But Ducey said the ranking is just another indicator of the work that still needs to be done.

The rankings do “not take away from the other things we need to for K-12 education,” he said Monday. “We know how to educate a kid in Arizona.”

While the potential for excellence in Arizona’s K-12 education is there, Ducey said, the state still lacks the funding and teacher retention rates necessary to make that happen — for now.

Ducey pointed to a plan proposed by state Superintendent of Public Instruction Diane Douglas that would give Arizona teachers an average raise of $5,000 through an expansion of Proposition 301, which increases sales tax by sixth-tenths of 1 percent.

While Ducey has been open against raising taxes, he admitted he is “open-minded” to the idea to bringing more money into the education system.

“The most important thing is that the policy is right and we’re bringing something to the ballot that can pass,” he said. “I don’t want to raise taxes, I think you can reform taxes to put more money into K-12 education.”

But during his Monday interview, Ducey emphasized what he thought is the best way to get more money into K-12 education, without raising taxes: His state budget proposal that includes $114 million in new school spending.

The proposal, which was introduced in January, also includes $13.6 million for teacher pay raises, with a five-year goal of raising pay by 2 percent.
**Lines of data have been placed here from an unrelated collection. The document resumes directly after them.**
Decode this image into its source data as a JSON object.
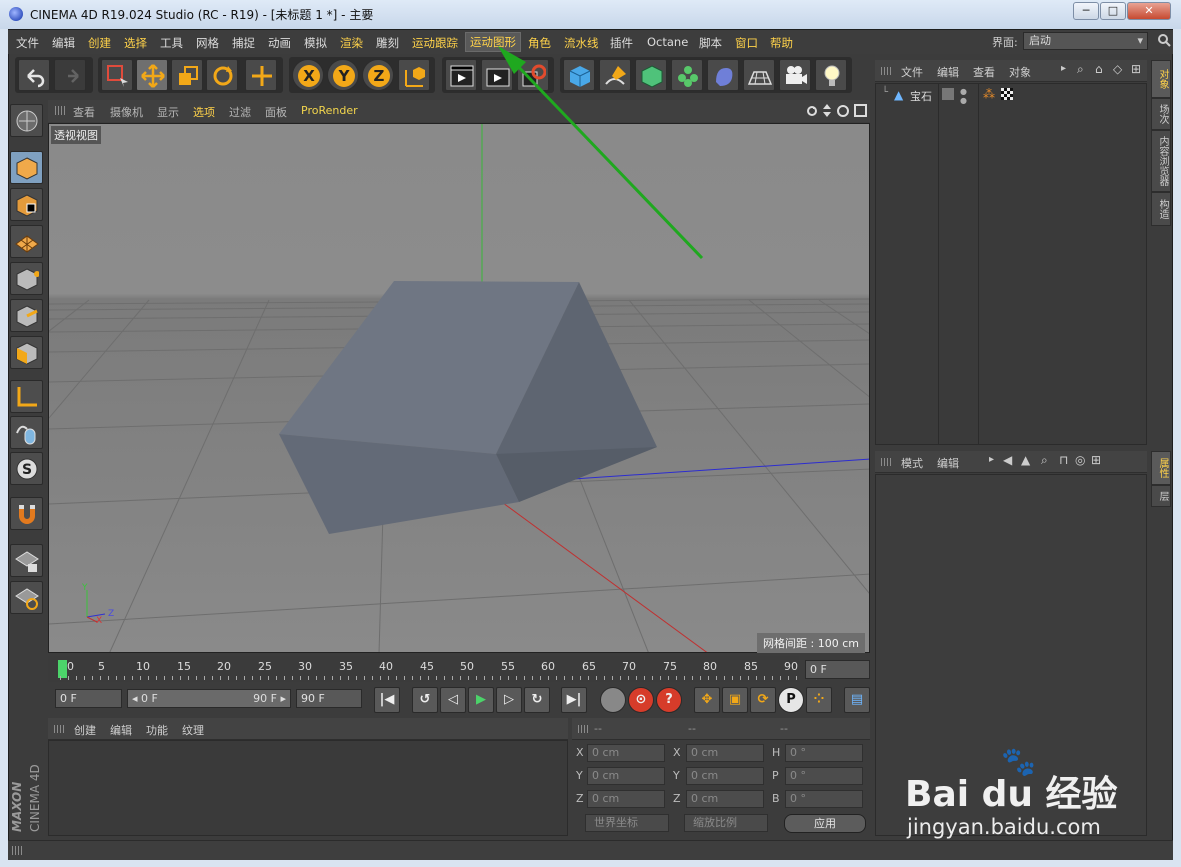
{
  "window": {
    "title": "CINEMA 4D R19.024 Studio (RC - R19) - [未标题 1 *] - 主要",
    "min_label": "─",
    "max_label": "□",
    "close_label": "✕"
  },
  "menubar": {
    "items": [
      "文件",
      "编辑",
      "创建",
      "选择",
      "工具",
      "网格",
      "捕捉",
      "动画",
      "模拟",
      "渲染",
      "雕刻",
      "运动跟踪",
      "运动图形",
      "角色",
      "流水线",
      "插件",
      "Octane",
      "脚本",
      "窗口",
      "帮助"
    ],
    "interface_label": "界面:",
    "interface_value": "启动"
  },
  "viewport": {
    "menu": [
      "查看",
      "摄像机",
      "显示",
      "选项",
      "过滤",
      "面板",
      "ProRender"
    ],
    "label": "透视视图",
    "grid_info": "网格间距 : 100 cm",
    "axis_y": "Y",
    "axis_x": "X",
    "axis_z": "Z"
  },
  "timeline": {
    "ticks": [
      "0",
      "5",
      "10",
      "15",
      "20",
      "25",
      "30",
      "35",
      "40",
      "45",
      "50",
      "55",
      "60",
      "65",
      "70",
      "75",
      "80",
      "85",
      "90"
    ],
    "current_frame": "0 F",
    "start_field": "0 F",
    "range_start": "◂ 0 F",
    "range_end": "90 F ▸",
    "end_field": "90 F"
  },
  "objects_panel": {
    "menu": [
      "文件",
      "编辑",
      "查看",
      "对象"
    ],
    "object_name": "宝石"
  },
  "attributes_panel": {
    "menu": [
      "模式",
      "编辑"
    ]
  },
  "side_tabs": {
    "top": [
      "对象",
      "场次",
      "内容浏览器",
      "构造"
    ],
    "bottom": [
      "属性",
      "层"
    ]
  },
  "material_panel": {
    "menu": [
      "创建",
      "编辑",
      "功能",
      "纹理"
    ]
  },
  "coords": {
    "header": [
      "--",
      "--",
      "--"
    ],
    "rows": [
      {
        "a": "X",
        "av": "0 cm",
        "b": "X",
        "bv": "0 cm",
        "c": "H",
        "cv": "0 °"
      },
      {
        "a": "Y",
        "av": "0 cm",
        "b": "Y",
        "bv": "0 cm",
        "c": "P",
        "cv": "0 °"
      },
      {
        "a": "Z",
        "av": "0 cm",
        "b": "Z",
        "bv": "0 cm",
        "c": "B",
        "cv": "0 °"
      }
    ],
    "world_dropdown": "世界坐标",
    "scale_dropdown": "缩放比例",
    "apply_button": "应用"
  },
  "branding": {
    "maxon": "MAXON",
    "c4d": "CINEMA 4D"
  },
  "watermark": {
    "baidu": "Bai du 经验",
    "url": "jingyan.baidu.com"
  },
  "colors": {
    "accent": "#ffd24a",
    "annotation_arrow": "#1fa81f"
  }
}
Toward the end of his interview, Ducey sounded confident the budget would pass and his two-year battle — and counting — to adequately fund K-12 education would get another boost.

“Our budget is going to pass, it’s just a matter of when,” Ducey said. “I think our budget will be a home run for K-12 education. And we’re going to work [as long as it takes to get it passed], whether it’s all night or every night this week. Or as long as it takes.”